À Grain, nous fournir des alternatives de haute qualité pour les plaques et les joints compatibles avec des marques comme Alfa Laval, GEA, APV et TranterNos pièces garantissent le fonctionnement de votre système conformément aux spécifications de conception d'origine, sans le prix exorbitant.
Résumé
Une chute de pression élevée dans un échangeur de chaleur à plaques est un symptôme, et non la cause. Elle indique généralement… encrassement, débris bloquant l'entrée ou assemblage incorrectEn adoptant une approche de dépannage systématique (vérification des filtres en premier, validation des débits et inspection de l'encrassement), vous pouvez rétablir l'efficacité du système.
N'oubliez pas qu'un échangeur de chaleur à plaques n'est performant que s'il est bien entretenu. Un nettoyage régulier et le remplacement opportun des joints usés sont essentiels à sa stabilité à long terme.
Vous avez besoin de plaques ou de joints de rechange pour résoudre vos problèmes de chute de pression ? Contact Grain Contactez-nous dès aujourd'hui pour obtenir un devis sur des pièces de rechange compatibles et de haute qualité pour votre échangeur de chaleur.
FAQ
Q : Puis-je réduire la perte de pression simplement en desserrant les boulons de serrage de l'échangeur de chaleur ?
UN: Non, c'est dangereux. Desserrer les boulons augmente la distance entre les plaques (la dimension A), ce qui pourrait légèrement réduire la perte de charge, mais cela provoquera presque certainement fuite externe ou de mélange interne de fluides. Le bloc de plaques doit toujours être serré selon les dimensions spécifiées dans le manuel d'utilisation.
Q : Comment l'angle de chevron affecte-t-il la chute de pression ?
UN: Le motif sur l'assiette s'appelle le chevron.
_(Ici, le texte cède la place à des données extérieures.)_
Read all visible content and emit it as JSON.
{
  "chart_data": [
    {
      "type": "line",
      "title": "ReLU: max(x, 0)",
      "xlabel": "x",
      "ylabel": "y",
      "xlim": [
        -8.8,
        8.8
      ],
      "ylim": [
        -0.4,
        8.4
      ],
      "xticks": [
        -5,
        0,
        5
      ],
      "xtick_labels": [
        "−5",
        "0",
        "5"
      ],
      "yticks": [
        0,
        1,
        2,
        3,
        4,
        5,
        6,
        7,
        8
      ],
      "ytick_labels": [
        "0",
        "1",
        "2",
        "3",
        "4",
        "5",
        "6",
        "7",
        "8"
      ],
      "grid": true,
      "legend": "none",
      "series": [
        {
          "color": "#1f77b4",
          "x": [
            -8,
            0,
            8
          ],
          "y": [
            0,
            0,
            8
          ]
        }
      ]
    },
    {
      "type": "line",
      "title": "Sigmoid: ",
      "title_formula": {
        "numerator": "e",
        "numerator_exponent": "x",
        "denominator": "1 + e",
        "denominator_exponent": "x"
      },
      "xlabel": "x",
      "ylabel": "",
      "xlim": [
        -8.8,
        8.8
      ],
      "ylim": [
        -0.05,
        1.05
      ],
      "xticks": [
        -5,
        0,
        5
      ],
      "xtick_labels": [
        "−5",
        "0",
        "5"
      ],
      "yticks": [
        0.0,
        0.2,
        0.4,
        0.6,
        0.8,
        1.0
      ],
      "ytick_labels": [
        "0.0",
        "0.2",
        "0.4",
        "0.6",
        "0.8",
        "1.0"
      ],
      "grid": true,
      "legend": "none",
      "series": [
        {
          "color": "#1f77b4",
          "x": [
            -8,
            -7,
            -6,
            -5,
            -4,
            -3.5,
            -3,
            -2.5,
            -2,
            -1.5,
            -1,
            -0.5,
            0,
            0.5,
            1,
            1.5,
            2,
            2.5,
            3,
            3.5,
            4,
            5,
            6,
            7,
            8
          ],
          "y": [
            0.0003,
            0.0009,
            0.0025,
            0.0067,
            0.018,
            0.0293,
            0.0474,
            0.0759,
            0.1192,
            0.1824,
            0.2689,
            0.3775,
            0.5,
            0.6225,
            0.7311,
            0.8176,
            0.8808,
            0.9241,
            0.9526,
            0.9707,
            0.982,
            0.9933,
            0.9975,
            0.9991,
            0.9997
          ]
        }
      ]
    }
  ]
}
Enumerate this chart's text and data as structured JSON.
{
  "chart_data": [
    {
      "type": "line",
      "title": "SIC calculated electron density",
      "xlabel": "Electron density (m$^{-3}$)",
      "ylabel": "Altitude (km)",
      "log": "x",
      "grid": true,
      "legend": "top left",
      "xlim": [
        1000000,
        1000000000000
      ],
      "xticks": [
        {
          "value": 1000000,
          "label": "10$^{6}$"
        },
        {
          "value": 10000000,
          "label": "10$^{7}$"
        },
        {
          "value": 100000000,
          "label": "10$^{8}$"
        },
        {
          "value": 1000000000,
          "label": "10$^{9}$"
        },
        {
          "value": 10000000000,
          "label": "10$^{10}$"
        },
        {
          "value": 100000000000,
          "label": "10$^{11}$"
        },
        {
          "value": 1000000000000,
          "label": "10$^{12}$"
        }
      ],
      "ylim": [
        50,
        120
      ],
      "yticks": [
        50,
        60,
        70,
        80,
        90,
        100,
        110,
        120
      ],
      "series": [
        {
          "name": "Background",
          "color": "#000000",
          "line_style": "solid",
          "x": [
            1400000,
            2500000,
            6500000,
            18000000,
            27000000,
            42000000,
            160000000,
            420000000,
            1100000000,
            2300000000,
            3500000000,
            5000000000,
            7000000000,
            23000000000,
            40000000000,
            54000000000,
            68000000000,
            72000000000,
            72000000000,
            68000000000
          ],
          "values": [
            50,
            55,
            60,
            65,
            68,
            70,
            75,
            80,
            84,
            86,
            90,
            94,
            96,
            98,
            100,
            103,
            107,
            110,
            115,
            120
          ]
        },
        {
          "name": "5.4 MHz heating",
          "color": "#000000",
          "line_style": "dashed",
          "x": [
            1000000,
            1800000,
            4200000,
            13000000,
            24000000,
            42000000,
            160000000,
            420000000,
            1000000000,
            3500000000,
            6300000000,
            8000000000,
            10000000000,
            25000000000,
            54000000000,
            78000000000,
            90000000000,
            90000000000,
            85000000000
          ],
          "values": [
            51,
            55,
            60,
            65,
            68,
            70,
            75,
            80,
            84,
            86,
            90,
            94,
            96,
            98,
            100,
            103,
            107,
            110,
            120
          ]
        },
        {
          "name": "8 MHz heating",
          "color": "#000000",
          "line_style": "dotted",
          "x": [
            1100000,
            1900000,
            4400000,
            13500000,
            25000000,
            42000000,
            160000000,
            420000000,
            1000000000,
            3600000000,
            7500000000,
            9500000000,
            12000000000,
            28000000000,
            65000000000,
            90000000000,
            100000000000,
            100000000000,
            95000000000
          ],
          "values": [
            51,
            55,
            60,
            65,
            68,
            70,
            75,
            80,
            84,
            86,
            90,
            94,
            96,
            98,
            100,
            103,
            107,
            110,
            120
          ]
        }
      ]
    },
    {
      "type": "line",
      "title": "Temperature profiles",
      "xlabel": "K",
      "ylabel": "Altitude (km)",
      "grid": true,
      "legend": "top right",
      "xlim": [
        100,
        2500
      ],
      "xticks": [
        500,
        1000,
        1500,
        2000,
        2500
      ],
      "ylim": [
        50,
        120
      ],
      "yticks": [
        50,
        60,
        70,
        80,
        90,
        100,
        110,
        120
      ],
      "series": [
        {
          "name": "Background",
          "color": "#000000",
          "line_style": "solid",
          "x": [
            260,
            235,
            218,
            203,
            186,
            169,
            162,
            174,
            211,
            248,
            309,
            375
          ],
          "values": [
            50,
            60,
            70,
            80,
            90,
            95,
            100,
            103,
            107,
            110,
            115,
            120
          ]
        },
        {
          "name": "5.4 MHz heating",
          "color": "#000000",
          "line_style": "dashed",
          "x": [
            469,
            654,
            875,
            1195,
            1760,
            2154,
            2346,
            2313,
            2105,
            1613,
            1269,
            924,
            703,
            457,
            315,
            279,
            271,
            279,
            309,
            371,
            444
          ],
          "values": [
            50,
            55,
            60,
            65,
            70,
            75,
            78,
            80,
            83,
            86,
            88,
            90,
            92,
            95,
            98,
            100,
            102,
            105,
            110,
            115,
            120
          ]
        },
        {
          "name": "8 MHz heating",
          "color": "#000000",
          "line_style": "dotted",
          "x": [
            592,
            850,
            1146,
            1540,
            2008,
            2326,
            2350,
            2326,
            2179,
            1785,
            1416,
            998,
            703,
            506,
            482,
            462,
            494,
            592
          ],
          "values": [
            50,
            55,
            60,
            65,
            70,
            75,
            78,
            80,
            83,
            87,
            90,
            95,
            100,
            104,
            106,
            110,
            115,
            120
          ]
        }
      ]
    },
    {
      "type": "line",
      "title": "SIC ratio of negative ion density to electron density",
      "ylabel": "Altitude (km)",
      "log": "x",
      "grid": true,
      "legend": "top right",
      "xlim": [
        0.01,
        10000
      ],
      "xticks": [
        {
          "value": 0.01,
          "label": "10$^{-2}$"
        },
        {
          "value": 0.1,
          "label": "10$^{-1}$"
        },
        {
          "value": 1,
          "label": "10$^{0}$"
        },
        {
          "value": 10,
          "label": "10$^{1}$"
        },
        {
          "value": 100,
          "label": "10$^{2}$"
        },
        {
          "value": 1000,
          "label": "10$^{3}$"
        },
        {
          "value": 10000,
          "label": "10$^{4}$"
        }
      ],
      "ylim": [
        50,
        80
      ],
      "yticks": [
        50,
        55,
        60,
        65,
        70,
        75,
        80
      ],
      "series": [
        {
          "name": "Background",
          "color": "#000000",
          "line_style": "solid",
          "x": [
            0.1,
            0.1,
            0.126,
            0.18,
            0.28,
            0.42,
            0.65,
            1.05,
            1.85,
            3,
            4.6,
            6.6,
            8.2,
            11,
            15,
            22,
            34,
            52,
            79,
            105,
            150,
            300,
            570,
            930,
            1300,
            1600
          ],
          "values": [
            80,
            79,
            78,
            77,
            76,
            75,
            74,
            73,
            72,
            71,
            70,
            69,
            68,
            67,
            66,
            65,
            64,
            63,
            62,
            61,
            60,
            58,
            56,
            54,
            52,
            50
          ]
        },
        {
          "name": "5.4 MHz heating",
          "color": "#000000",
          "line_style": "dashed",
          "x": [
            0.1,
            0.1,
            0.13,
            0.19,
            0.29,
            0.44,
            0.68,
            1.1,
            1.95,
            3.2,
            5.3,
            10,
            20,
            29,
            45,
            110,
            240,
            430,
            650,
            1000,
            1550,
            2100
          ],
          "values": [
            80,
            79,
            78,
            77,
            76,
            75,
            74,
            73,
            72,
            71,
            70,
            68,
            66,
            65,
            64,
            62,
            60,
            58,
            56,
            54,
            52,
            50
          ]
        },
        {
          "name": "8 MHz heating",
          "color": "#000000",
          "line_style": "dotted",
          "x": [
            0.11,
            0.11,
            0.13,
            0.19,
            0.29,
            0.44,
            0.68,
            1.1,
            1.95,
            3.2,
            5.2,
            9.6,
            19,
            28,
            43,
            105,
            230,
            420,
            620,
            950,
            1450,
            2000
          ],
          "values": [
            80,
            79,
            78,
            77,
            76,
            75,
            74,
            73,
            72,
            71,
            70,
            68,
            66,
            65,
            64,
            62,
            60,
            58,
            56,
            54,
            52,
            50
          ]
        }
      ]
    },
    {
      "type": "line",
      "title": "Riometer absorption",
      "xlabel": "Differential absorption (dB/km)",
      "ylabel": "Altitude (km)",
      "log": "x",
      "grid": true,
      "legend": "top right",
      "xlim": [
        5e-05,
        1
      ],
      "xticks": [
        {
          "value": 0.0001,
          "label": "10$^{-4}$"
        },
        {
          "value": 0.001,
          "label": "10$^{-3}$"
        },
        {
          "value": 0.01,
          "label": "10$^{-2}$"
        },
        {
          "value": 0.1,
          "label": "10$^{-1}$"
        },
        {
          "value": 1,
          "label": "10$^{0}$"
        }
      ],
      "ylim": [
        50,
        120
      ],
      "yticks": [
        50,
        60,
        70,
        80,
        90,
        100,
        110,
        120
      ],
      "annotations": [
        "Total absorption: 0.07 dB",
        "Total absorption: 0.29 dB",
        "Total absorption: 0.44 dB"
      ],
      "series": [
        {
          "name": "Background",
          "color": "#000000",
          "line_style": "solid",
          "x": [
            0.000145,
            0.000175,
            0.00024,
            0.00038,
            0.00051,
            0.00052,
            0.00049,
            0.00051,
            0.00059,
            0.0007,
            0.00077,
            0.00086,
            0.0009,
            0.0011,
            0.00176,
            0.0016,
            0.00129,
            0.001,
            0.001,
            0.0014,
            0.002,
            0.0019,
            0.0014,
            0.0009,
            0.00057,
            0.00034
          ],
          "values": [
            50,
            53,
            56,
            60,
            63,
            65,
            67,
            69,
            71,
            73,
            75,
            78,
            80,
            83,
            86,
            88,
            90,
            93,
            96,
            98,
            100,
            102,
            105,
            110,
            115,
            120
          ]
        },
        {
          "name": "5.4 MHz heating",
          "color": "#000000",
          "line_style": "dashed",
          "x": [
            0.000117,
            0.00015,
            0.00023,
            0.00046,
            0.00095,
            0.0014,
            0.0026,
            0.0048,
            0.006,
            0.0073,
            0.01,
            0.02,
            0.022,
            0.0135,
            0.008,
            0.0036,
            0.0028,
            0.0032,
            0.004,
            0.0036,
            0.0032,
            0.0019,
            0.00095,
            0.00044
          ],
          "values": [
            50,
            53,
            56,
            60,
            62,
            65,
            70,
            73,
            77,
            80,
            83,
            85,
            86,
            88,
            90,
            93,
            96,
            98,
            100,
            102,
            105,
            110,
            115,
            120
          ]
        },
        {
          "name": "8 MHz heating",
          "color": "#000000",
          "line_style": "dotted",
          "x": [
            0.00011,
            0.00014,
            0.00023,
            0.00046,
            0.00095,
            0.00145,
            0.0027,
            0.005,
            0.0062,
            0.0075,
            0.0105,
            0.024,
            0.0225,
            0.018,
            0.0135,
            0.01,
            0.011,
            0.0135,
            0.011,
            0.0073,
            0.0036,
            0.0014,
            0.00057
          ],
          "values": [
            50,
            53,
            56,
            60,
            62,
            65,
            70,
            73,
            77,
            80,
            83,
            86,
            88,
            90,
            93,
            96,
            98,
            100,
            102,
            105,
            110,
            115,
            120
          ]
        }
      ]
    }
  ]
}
Thêta élevé (obtus) L'angle crée une forte turbulence et un transfert de chaleur élevé, mais entraîne les conséquences suivantes : chute de pression plus élevée. UN Thêta basse (aiguë) L'angle permet au fluide de passer plus facilement, ce qui a pour effet de chute de pression plus faible mais une efficacité de transfert thermique moindre. Un mélange incorrect de ces composants lors de l'assemblage est une cause fréquente de problèmes de pression.
Q : Ma chute de pression est élevée, mais les plaques semblent propres. Quelle pourrait être la cause ?
UN: Si les plaques sont propres, vérifiez le hublotsIl arrive parfois qu'un objet volumineux (comme une pierre ou un morceau de joint) obstrue l'orifice d'entrée, restreignant ainsi le débit avant même que celui-ci n'atteigne les canaux de la plaque. Vérifiez également que le débit n'a pas été augmenté au-delà de la limite de conception de l'appareil par une pompe surdimensionnée.